Low Temperature Physics: 45, 715 (2019); https://doi.org/10.1063/1.5111294
The role of spin-orbit coupling in the optical spectroscopy of atomic sodium isolated in solid xenon
P. de Pujo1*, M. Ryan2, C. Crépin3, J.-M. Mestdagh1, and J.G. McCaffrey2
1Laboratoire Interactions, Dynamiques et Lasers (LIDyL) CEA, CNRS and Université Paris-Saclay — UMR 9222 CEA Saclay F-91191 Gif-sur-Yvette, France
2Department of Chemistry, National University of Ireland — Maynooth, Maynooth, County Kildare, Ireland
3Institut des Sciences Moléculaires d’Orsay (ISMO), UMR 8214, CNRS, Univ.

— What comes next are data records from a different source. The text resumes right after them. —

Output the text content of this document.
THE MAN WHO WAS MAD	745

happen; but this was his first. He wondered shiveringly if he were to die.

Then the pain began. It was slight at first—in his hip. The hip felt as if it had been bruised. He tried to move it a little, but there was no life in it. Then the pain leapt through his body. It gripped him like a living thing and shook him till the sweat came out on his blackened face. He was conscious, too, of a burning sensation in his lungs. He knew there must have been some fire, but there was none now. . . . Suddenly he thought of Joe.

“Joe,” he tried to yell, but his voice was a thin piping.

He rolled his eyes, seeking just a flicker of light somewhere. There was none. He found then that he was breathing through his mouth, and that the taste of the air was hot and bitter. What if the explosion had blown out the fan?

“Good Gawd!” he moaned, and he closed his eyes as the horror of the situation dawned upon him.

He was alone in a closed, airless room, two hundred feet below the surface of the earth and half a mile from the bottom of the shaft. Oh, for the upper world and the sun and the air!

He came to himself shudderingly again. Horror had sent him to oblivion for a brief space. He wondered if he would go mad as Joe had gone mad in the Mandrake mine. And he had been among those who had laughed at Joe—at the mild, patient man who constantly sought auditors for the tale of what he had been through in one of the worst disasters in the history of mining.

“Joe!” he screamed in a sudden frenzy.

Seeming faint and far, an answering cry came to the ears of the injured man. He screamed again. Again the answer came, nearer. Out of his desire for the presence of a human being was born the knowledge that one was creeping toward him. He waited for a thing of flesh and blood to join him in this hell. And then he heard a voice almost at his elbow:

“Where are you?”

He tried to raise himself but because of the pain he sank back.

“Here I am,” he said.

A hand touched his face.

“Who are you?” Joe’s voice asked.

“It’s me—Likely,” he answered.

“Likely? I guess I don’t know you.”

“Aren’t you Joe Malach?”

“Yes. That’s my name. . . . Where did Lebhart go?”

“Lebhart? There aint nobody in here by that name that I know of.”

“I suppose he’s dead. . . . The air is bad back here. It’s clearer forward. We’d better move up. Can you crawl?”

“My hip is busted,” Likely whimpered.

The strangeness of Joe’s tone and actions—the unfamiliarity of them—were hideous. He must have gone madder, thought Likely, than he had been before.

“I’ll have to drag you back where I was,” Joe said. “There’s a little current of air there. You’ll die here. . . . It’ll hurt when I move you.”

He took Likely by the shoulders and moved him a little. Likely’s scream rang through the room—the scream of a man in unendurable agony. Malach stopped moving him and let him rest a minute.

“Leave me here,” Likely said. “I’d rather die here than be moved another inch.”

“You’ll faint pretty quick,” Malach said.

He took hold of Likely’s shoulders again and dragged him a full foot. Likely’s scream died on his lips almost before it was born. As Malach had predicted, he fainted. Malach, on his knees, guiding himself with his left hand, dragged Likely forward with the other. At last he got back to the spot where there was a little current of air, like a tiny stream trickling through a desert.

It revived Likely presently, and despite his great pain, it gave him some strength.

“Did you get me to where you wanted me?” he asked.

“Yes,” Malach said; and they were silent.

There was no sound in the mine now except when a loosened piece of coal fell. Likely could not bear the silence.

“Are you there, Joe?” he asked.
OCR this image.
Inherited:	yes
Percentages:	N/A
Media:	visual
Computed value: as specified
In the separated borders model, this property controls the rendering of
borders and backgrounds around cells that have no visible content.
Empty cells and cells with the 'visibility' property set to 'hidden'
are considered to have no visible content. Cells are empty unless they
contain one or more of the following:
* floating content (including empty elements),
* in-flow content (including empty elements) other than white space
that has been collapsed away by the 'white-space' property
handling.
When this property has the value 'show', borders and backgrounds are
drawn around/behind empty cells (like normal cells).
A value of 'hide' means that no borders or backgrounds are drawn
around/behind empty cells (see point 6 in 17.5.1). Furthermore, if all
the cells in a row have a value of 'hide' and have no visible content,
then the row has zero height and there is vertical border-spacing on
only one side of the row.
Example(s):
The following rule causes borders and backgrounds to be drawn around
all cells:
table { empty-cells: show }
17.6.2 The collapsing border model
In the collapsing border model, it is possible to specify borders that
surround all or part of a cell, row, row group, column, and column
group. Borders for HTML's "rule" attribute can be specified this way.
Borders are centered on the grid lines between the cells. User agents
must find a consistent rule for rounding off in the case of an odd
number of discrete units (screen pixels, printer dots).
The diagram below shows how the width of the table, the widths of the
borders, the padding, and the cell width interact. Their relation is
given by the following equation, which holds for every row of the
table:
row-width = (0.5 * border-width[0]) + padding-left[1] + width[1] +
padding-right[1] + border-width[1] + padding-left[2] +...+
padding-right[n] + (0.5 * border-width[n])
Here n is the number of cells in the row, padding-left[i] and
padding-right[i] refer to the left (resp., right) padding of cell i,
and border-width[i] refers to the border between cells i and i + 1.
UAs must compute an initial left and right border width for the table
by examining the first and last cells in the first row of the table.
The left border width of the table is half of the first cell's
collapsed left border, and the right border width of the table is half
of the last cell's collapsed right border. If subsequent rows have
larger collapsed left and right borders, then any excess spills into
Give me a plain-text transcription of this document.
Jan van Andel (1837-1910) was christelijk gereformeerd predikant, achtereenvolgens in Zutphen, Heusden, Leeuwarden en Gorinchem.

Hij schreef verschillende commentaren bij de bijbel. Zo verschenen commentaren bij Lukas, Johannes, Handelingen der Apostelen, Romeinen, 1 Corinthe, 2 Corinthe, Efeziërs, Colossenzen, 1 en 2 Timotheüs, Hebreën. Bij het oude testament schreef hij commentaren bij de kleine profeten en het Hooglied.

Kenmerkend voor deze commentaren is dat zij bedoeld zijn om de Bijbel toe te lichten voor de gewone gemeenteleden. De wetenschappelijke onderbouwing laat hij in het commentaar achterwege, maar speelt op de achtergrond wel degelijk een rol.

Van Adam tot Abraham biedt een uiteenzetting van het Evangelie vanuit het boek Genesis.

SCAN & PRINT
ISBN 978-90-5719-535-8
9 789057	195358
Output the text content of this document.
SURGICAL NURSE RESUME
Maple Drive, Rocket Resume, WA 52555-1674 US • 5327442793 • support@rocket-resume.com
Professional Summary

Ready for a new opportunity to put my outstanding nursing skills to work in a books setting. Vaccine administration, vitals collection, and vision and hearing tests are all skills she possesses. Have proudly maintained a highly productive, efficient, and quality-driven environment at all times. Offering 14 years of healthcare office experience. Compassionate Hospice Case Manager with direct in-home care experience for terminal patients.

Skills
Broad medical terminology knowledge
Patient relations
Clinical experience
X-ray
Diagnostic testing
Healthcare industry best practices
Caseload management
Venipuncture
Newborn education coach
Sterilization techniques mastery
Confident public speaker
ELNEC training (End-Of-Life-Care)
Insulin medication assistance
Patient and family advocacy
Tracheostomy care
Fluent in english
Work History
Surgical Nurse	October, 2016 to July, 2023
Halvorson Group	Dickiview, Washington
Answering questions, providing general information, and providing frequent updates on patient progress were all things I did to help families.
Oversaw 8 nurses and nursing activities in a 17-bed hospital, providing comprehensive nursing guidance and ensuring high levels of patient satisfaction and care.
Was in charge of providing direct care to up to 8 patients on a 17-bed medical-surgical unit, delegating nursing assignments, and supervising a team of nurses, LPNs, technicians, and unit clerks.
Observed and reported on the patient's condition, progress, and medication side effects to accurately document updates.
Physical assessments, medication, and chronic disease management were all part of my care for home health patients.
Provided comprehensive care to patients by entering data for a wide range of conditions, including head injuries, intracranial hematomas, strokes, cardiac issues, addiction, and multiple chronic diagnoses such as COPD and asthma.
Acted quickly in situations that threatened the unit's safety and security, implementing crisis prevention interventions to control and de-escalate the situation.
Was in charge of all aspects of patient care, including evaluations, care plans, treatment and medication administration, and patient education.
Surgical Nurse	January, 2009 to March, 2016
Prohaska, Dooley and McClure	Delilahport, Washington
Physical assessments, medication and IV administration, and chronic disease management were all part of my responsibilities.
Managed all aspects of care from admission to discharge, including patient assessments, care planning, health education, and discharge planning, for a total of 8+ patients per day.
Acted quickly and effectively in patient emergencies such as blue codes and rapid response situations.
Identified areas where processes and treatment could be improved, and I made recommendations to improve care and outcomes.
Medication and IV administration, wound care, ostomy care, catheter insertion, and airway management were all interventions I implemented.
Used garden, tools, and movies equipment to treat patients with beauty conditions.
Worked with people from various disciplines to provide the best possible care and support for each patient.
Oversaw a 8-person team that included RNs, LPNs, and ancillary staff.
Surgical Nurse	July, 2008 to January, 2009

Paris-Sud, Université Paris-Saclay, F-91405 Orsay Cedex, France
Received January 17, 2019, published online May 28, 2019
Molecular dynamics calculations, based on the diatomics-in-molecules method, have been used to probe the manifestations of spin-orbit (SO) coupling in the experimental absorption bands of atomic sodium isolated in solid xenon. Inclusion of SO coupling of –320 cm−1 in spectral simulations of the 3p 2P ← 3s 2S transition leads to unequal band spacings which very closely match the asymmetrical bandshape observed for blue single vacancy (SV) site occupancy. This SO value, extracted in a previous MCD study, reveals the dramatic change in the effective SO coupling constant of the Na atom (from the gas phase value of +17 cm−1) in solid Xe when it is close to the 12 xenon atoms in the first surrounding sphere. In contrast, the symmetrical three-fold split band of the red tetra vacancy (TV) site in Na/Xe is not affected nearly as much by SO coupling. This reflects a greatly reduced “external heavy atom” effect when the 24 Xe atoms surrounding the Na atom in TV are located at great-er distances. The contrasting behavior of sodium in the SV and TV sites suggests a strong dependence of the SO coupling strength on the Na–Xe distance.
Key words: spin-orbit coupling, atomic sodium, solid xenon, blue single vacancy, red tetra vacancy.